Wilde Hatz mit Polizei auf der A1: Lenker vor Gericht. 25-Jähriger legte im April eine filmreife Flucht hin und konnte erst durch eine Kollision mit einem Polizeiwagen gestoppt werden. Jetzt musste er sich vor Gericht verantworten.

Von Tanja Horaczek-Gasnarek. Erstellt am 11. Juli 2020 (22:03)
Vor dem Landesgericht St. Pölten musste sich ein Alkolenker verantworten, der sich auf der A1 eine Verfolgungsjagd mit der Polizei lieferte. 
Tanja Horaczek-Gasnarek, Tanja Horaczek-Gasnarek

Ein Alkolenker, der sich mit der Polizei im April eine wilde Verfolgungsjagd geliefert hatte, musste sich am Freitag am Landesgericht St. Pölten verantworten. Der 25-Jährige wollte sich in Haid einer Kontrolle entziehen und raste mit dem Firmenauto seines Schwagers 40 Kilometer auf der Westautobahn davon.

Laut Anklage missachtete der Mann, der keinen Führerschein hatte, die Anhaltezeichen der Streifenpolizei. „Ich hatte Panik und dachte mir, wenn ich schnell wegfahre entkomme ich ihnen“, gab der gebürtige Rumäne an. Mit seiner Flucht gefährdete er insgesamt fünf Polizeibeamte.

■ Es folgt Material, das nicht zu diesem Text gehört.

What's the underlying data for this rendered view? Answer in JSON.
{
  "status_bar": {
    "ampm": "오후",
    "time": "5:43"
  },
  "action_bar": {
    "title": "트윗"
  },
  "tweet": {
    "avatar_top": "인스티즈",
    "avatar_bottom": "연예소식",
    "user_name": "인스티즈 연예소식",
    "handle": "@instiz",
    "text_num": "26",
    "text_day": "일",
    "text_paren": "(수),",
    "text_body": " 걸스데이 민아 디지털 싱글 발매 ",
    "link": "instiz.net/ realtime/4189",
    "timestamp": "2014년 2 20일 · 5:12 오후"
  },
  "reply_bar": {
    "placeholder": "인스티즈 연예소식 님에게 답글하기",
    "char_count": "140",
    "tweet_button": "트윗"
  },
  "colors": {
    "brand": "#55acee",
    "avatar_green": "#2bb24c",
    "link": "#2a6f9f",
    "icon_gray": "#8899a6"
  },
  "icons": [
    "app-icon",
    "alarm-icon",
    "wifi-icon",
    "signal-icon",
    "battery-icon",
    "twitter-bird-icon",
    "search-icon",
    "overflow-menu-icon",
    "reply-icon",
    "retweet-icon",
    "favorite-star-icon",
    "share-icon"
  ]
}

Immer wieder bremste er ab und beschleunigte wieder. Dies sagten auch die geladenen Beamten aus. „Ich hatte echt zu tun, dass ich ihn nicht ramme“, berichtet eine Polizistin. „Das ist alles nicht wahr – die Beamten haben mich ausgebremst. Ich habe nur reagiert“, verteidigte sich der Angeklagte, der ohne Anwalt bei Gericht erschien.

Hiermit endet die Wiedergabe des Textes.